Значит, ты прозябаешь с неизменно тебе преданной Лиззи?
— Нет, она тоже уехала.
— В полном одиночестве? — сказала Розина. — А бородатая дама?
— О, они уезжают. Да и вообще я отказался от поисков Бородатой Дамы. Это была кратковременная психическая аберрация.
— Таково было и общее мнение, — сказал Перегрин. — Поздравляем.
— Вы теперь домой, в Лондон?
— Завтра. Хоть здесь и чудесно и кормят лучше некуда. У меня дела на телевидении. Может, подвезти тебя?
— Нет, спасибо. Так вы в самом деле опять заключили союз?
— Да, — сказала Розина. — Все встало на свои места. Мы так и не научились обходиться друг без друга, а теперь уже не придется. Вот как все оказалось просто. А знаешь, Чарльз, когда я вдруг прозрела?
— Когда?
— Когда узнала, что Перегрин тебя убил!
— Попытался убить, — уточнил Перегрин. — Мне пристало быть скромным.
— Что же в этом было такого располагающего? — спросил я.
— Да не знаю, но это было здорово. В сущности, ты заслужил, чтобы тебя убили. За то, что ты сделал с нами, если не за что другое.
— Не будем об этом говорить, — сказал я.
— О, не бойся, мы не собираемся припоминать тебе все твои грехи. Зачем портить себе настроение. Но Перегрин молодец, здорово он столкнул тебя в воду. Мне всегда было противно думать, что он тебя простил. Жаль только, что ты не утонул, это было бы эффектнее.
— Я, между прочим, не понимаю, как ты не утонул, — сказал Перегрин.
— Это был великолепный образчик вполне уместного насилия. Я люблю жестоких мужчин, пусть он жестокий, но откровенный, честный. А ты, Чарльз, ужасный мошенник, но в основе-то мягкотелый. Непонятно, что я в тебе нашла. Скорее всего людей пленял в тебе не личный магнетизм, а твоя же мания величия. Самомнение, вот ты нас чем охмурял. Как мужчина ты тряпка, теперь-то я это вижу.

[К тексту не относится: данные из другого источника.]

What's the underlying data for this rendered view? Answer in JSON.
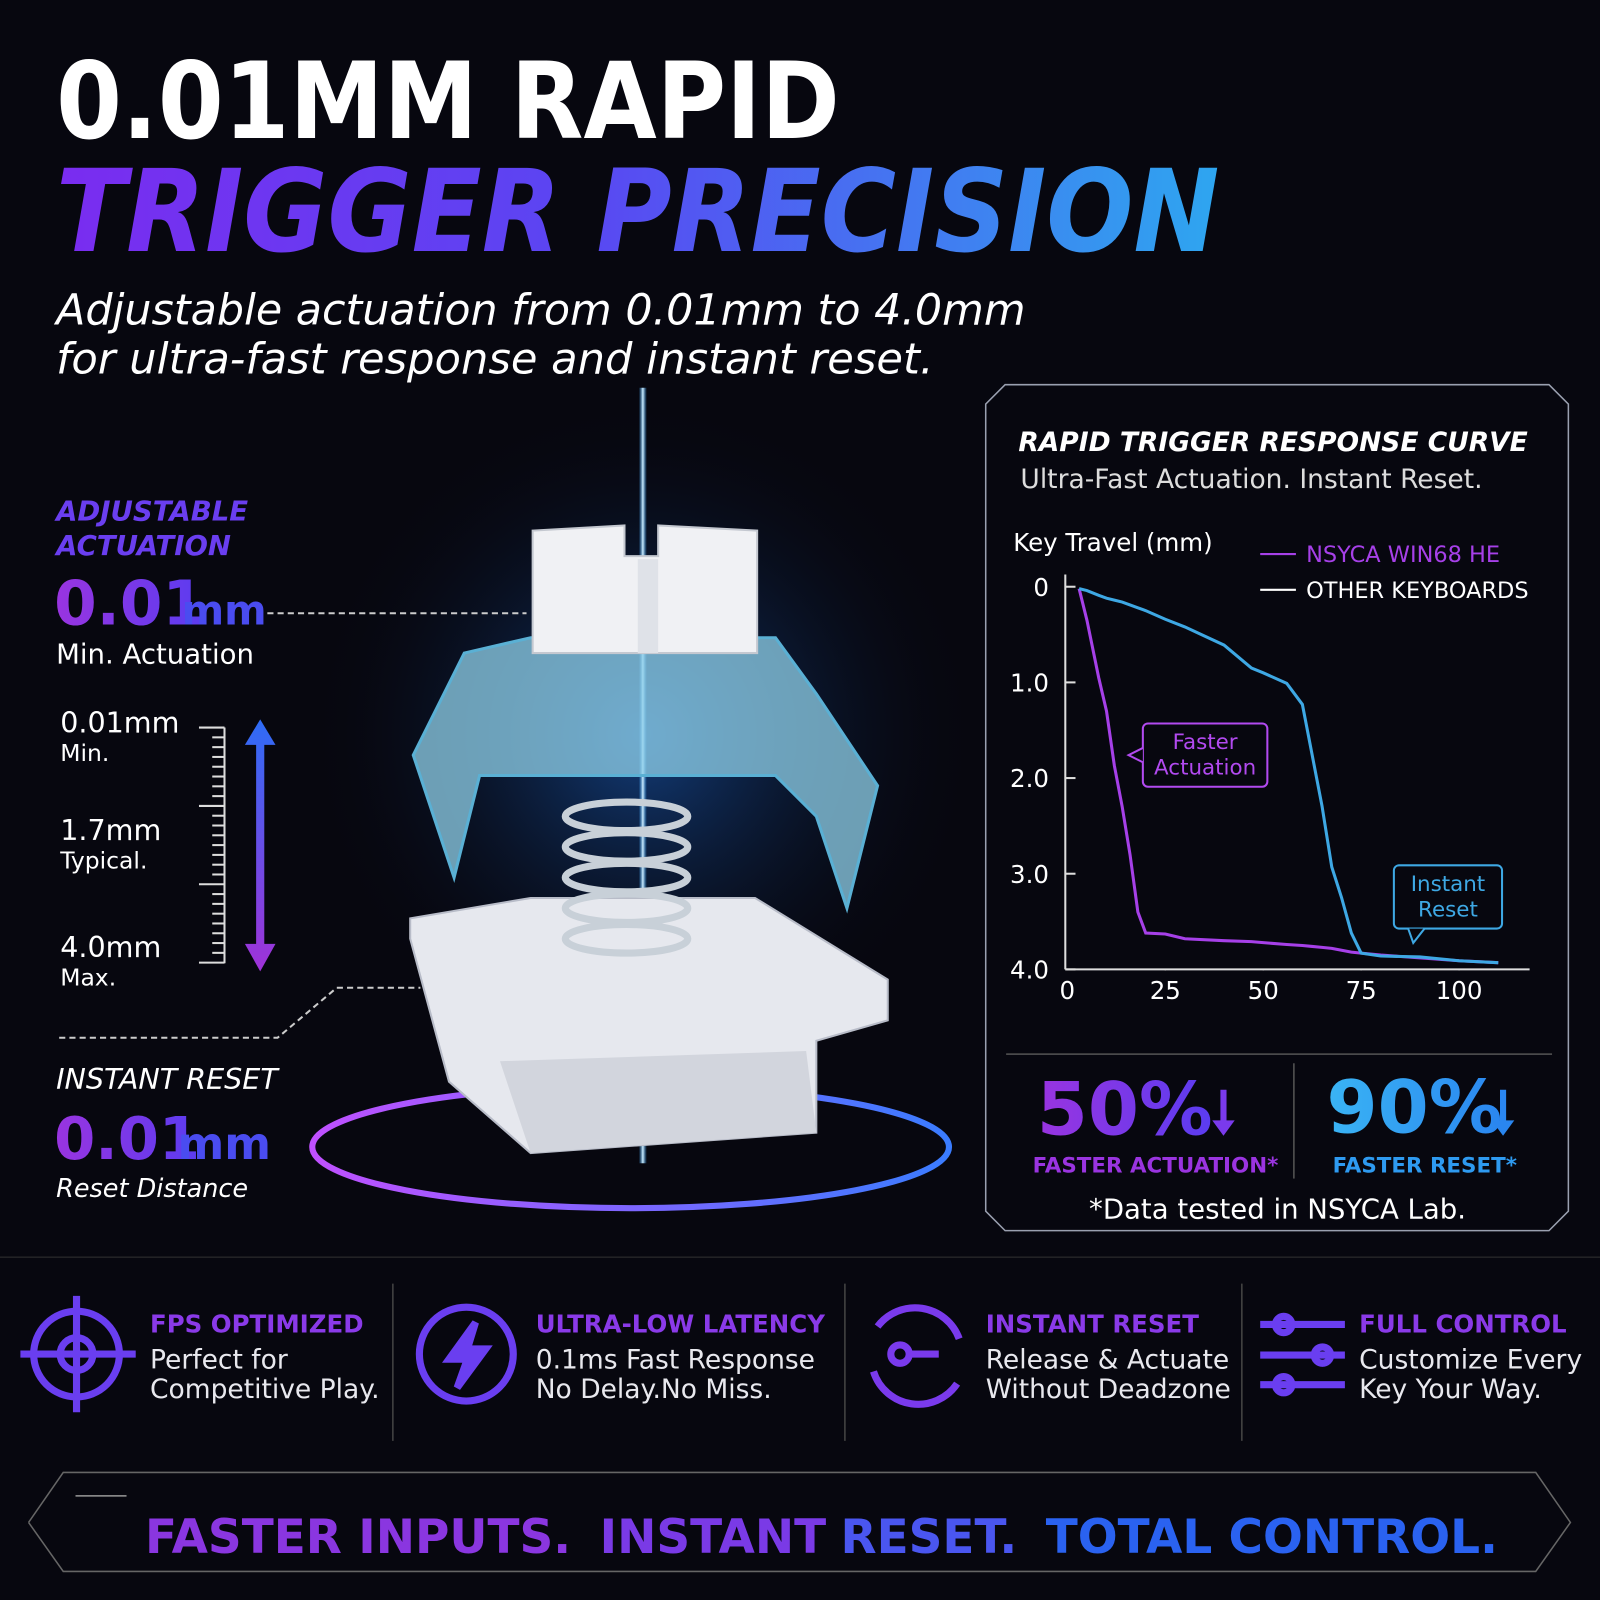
{
  "header": {
    "title_line1": "0.01MM RAPID",
    "title_line2": "TRIGGER PRECISION",
    "subtitle_line1": "Adjustable actuation from 0.01mm to 4.0mm",
    "subtitle_line2": "for ultra-fast response and instant reset."
  },
  "actuation": {
    "label_lines": [
      "ADJUSTABLE",
      "ACTUATION"
    ],
    "value": "0.01",
    "unit": "mm",
    "caption": "Min. Actuation",
    "scale": [
      {
        "value": "0.01mm",
        "label": "Min."
      },
      {
        "value": "1.7mm",
        "label": "Typical."
      },
      {
        "value": "4.0mm",
        "label": "Max."
      }
    ]
  },
  "reset": {
    "title": "INSTANT RESET",
    "value": "0.01",
    "unit": "mm",
    "caption": "Reset Distance"
  },
  "panel": {
    "title": "RAPID TRIGGER RESPONSE CURVE",
    "subtitle": "Ultra-Fast Actuation. Instant Reset.",
    "stats": [
      {
        "value": "50%",
        "label": "FASTER ACTUATION*"
      },
      {
        "value": "90%",
        "label": "FASTER RESET*"
      }
    ],
    "note": "*Data tested in NSYCA Lab."
  },
  "chart_data": {
    "type": "line",
    "y_label": "Key Travel (mm)",
    "x": [
      3,
      5,
      8,
      10,
      12,
      14,
      16,
      18,
      20,
      25,
      30,
      40,
      47,
      50,
      56,
      60,
      62.5,
      65,
      67.5,
      70,
      72.5,
      75,
      80,
      90,
      100,
      110
    ],
    "series": [
      {
        "name": "NSYCA WIN68 HE",
        "color": "#a640e8",
        "values": [
          0.02,
          0.35,
          0.95,
          1.3,
          1.87,
          2.3,
          2.8,
          3.4,
          3.62,
          3.63,
          3.68,
          3.7,
          3.71,
          3.72,
          3.74,
          3.75,
          3.76,
          3.77,
          3.78,
          3.8,
          3.82,
          3.83,
          3.85,
          3.88,
          3.91,
          3.93
        ]
      },
      {
        "name": "OTHER KEYBOARDS",
        "color": "#3ea8e4",
        "values": [
          0.02,
          0.04,
          0.09,
          0.12,
          0.14,
          0.16,
          0.19,
          0.22,
          0.25,
          0.34,
          0.42,
          0.61,
          0.85,
          0.9,
          1.01,
          1.23,
          1.76,
          2.29,
          2.93,
          3.25,
          3.62,
          3.83,
          3.86,
          3.87,
          3.91,
          3.93
        ]
      }
    ],
    "xlim": [
      0,
      118
    ],
    "xticks": [
      0,
      25,
      50,
      75,
      100
    ],
    "ylim": [
      4,
      0
    ],
    "yticks": [
      0,
      {
        "value": 1,
        "label": "1.0"
      },
      {
        "value": 2,
        "label": "2.0"
      },
      {
        "value": 3,
        "label": "3.0"
      },
      {
        "value": 4,
        "label": "4.0"
      }
    ],
    "annotations": [
      {
        "lines": [
          "Faster",
          "Actuation"
        ],
        "color": "#b24af0"
      },
      {
        "lines": [
          "Instant",
          "Reset"
        ],
        "color": "#3ea8e4"
      }
    ]
  },
  "features": [
    {
      "title": "FPS OPTIMIZED",
      "lines": [
        "Perfect for",
        "Competitive Play."
      ]
    },
    {
      "title": "ULTRA-LOW LATENCY",
      "lines": [
        "0.1ms Fast Response",
        "No Delay.No Miss."
      ]
    },
    {
      "title": "INSTANT RESET",
      "lines": [
        "Release & Actuate",
        "Without Deadzone"
      ]
    },
    {
      "title": "FULL CONTROL",
      "lines": [
        "Customize Every",
        "Key Your Way."
      ]
    }
  ],
  "footer": {
    "parts": [
      "FASTER INPUTS.",
      "INSTANT",
      "RESET.",
      "TOTAL CONTROL."
    ]
  }
}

— Мне нравится быть мягким и уютным, как плюшевый мишка. Но скажите, вы правда решили опять пожениться? Неужели и на это готовы пойти? Не ты ли говорил, Перегрин, что брак — это ад, промывка мозгов?
— Не в тех случаях, когда женишься вторично на той же женщине. Это я всем рекомендую.
— А как же Памела?
— Ты разве не знаешь? Пам ушла к Маркусу Хенти. Он заделался фермером. Жизнь помещицы — это как раз то, что нужно Памеле.
— Вот я и подумала, надо перехватить Перегрина, пока он не начал подъезжать к Анджи.